The side length of Square ABCD is 13 feet, and its area is 169 square feet.
To plot Square ABCD, we connect the given points A(-7, 6), B(-2, -6), C(10, -1), and D(5, 11) on the coordinate grid. Connecting these points forms a square.
Now, let's find the side length (s) of Square ABCD using the Pythagorean Theorem, which states that in a right-angled triangle, the square of the hypotenuse (c) is equal to the sum of the squares of the other two sides (a and b).

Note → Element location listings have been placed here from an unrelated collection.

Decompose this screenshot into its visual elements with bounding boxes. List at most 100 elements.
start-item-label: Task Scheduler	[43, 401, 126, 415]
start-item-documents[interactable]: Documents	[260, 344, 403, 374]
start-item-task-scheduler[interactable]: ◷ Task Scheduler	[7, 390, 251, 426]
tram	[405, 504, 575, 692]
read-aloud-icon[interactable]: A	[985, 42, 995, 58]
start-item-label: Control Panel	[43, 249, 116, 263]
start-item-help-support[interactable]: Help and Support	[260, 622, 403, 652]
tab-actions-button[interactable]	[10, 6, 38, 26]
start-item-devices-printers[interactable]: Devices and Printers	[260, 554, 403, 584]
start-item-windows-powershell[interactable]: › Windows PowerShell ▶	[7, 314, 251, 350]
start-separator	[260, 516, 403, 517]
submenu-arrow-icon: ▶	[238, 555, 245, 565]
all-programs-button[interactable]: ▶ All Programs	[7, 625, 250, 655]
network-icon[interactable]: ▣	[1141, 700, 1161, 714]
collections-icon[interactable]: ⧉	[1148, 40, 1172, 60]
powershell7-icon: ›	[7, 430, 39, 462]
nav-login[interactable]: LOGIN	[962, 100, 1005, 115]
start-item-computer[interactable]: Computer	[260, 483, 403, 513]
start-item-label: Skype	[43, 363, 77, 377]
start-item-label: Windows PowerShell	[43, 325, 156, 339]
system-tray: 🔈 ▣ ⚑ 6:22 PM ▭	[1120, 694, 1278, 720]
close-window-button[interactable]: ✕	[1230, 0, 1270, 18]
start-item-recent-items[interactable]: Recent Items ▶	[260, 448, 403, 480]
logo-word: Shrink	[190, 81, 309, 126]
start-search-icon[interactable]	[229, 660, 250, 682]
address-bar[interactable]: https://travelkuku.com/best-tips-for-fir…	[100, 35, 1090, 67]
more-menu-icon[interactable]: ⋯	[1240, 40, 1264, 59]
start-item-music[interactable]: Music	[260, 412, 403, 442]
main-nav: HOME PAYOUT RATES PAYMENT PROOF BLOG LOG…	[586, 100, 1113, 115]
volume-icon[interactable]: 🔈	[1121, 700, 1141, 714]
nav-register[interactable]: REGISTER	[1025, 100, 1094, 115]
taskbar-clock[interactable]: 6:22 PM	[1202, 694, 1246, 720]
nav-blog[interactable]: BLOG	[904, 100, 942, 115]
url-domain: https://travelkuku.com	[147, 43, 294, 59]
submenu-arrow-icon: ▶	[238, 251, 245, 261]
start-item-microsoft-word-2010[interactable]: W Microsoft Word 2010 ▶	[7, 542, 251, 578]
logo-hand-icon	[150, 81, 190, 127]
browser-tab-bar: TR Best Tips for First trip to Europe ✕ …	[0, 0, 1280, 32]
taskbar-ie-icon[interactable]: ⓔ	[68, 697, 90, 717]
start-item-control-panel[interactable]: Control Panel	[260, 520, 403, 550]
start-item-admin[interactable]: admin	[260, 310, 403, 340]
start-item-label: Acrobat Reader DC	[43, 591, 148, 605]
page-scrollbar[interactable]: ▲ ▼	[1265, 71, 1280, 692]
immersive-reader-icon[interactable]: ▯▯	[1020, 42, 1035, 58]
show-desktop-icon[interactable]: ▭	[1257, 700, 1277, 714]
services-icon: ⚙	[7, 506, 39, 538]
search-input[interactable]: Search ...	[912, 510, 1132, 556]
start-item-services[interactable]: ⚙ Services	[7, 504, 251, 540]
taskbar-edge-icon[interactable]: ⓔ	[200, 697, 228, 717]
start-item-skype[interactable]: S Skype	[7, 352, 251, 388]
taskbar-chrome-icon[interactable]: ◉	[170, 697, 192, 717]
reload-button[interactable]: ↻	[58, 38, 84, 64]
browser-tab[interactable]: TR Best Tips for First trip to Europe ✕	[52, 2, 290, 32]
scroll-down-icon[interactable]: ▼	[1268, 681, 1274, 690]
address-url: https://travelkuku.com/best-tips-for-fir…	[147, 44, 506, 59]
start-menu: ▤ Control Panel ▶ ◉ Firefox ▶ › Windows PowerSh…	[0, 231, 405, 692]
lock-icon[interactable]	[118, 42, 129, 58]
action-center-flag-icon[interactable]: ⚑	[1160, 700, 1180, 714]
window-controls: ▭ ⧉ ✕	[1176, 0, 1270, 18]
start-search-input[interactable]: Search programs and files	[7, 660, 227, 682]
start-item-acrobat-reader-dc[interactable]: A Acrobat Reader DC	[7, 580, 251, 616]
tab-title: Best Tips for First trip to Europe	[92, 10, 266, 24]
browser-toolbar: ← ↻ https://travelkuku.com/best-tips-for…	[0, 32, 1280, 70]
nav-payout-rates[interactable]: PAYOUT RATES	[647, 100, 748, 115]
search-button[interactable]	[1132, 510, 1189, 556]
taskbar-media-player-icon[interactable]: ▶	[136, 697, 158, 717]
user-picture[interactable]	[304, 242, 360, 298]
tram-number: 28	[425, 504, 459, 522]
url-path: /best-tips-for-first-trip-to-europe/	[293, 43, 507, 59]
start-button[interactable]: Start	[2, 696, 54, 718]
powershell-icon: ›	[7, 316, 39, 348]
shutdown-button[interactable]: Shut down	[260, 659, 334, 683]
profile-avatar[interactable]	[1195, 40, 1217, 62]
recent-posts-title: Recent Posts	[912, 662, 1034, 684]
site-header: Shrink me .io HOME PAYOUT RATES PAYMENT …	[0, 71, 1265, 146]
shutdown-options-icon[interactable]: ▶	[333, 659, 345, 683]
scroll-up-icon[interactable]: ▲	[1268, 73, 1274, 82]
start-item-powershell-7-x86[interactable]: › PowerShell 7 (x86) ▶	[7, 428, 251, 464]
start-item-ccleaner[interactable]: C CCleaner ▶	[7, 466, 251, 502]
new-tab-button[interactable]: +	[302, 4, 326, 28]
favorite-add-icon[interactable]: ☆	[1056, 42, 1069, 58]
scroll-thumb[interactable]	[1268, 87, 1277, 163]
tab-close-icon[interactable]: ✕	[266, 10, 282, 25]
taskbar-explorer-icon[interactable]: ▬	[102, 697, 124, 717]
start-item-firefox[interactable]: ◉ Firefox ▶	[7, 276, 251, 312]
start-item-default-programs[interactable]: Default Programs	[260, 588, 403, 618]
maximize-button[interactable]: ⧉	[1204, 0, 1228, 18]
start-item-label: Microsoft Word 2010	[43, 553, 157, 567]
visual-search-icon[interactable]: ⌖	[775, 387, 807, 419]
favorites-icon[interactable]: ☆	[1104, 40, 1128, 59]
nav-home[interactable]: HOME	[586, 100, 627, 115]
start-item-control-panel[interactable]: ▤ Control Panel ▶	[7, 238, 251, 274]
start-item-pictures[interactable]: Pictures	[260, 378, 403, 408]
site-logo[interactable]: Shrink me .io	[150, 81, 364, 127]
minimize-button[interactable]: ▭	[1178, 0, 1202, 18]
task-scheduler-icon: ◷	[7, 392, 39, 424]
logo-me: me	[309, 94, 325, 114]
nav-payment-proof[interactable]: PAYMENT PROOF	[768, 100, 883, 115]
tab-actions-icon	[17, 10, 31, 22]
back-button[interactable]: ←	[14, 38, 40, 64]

We can consider AB, BC, CD, and DA as the sides of the square:
Side AB: s_AB = √(((-2) - (-7))^2 + ((-6) - 6)^2) = √(5^2 + (-12)^2) = √(25 + 144) = √169 = 13
Side BC: s_BC = √((10 - (-2))^2 + ((-1) - (-6))^2) = √(12^2 + 5^2) = √(144 + 25) = √169 = 13
Side CD: s_CD = √((5 - 10)^2 + (11 - (-1))^2) = √((-5)^2 + 12^2) = √(25 + 144) = √169 = 13
Side DA: s_DA = √(((-7) - 5)^2 + (6 - 11)^2) = √((-12)^2 + (-5)^2) = √(144 + 25) = √169 = 13
All sides are equal, confirming that ABCD is a square.
Now, using the area formula A = s^2, the area of Square ABCD is A = 13^2 = 169 square feet.